Written by Shannon Wallin
Most people know CHCI for its dedication to five amazing chimpanzees. Of course providing sanctuary to Washoe, Loulis, Tatu, Dar, and Moja has always been CHCI’s primary purpose. But as well as a remarkable sanctuary, CHCI wore many other hats that made this sanctuary unique.
CHCI educated 1000’s upon 1000’s of people about chimpanzees and their plight through Chimposiums and Advanced Chimposiums. Most people left these workshops with a greater respect for the species and with a drive to join the fight to protect both free living and captive chimpanzees.
CHCI was also an educational facility for students. Student interns volunteered their time to help take care of the chimpanzees; in return they learned valuable caregiving skills. Not only did they learn the ins and outs of caregiving, most importantly they learned what it meant to do it ethically, to do it with compassion. Caregiving at CHCI required you to be humble and put the chimpanzees and their needs first. Not many college graduates leave college with such rich hands on experience in this field. Many of our interns left highly employable in the caregiving field. CHCI’s summer apprentice program allowed students from other universities to come and experience the same educations, these students also left with a greater passion for chimpanzees and with valuable caregiving experience.

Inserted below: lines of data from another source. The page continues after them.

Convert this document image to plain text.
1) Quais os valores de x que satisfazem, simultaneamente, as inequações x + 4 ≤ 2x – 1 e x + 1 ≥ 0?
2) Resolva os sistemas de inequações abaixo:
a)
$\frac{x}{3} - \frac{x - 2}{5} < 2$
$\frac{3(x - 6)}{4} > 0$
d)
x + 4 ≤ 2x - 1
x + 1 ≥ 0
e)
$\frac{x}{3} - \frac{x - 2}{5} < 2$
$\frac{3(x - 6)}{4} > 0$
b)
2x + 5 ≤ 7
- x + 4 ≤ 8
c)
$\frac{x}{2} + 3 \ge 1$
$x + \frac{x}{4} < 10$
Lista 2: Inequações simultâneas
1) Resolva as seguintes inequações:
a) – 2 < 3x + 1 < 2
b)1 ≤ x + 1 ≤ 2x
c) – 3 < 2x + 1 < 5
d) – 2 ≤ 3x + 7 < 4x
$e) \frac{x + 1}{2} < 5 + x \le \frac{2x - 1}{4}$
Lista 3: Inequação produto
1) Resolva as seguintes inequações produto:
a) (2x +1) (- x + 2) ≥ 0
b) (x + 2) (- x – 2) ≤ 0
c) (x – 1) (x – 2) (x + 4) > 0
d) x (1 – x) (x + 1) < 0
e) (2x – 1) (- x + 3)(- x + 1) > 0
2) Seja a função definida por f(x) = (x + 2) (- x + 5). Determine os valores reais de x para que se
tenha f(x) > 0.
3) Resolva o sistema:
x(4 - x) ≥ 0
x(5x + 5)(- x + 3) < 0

CHCI also contributed to behavioral research. Non-invasive, behavioral research was done to help better understand this family and to enhance the well being of all captive chimpanzees.
CHCI’s mission was to take care of Washoe, Tatu, Moja, Loulis, and Dar. The chimpanzees were the heart and soul of CHCI, but along the way CHCI inspired and trained future caregivers and activists. CHCI inspired many to care and take action; I am lucky to have been a part of this.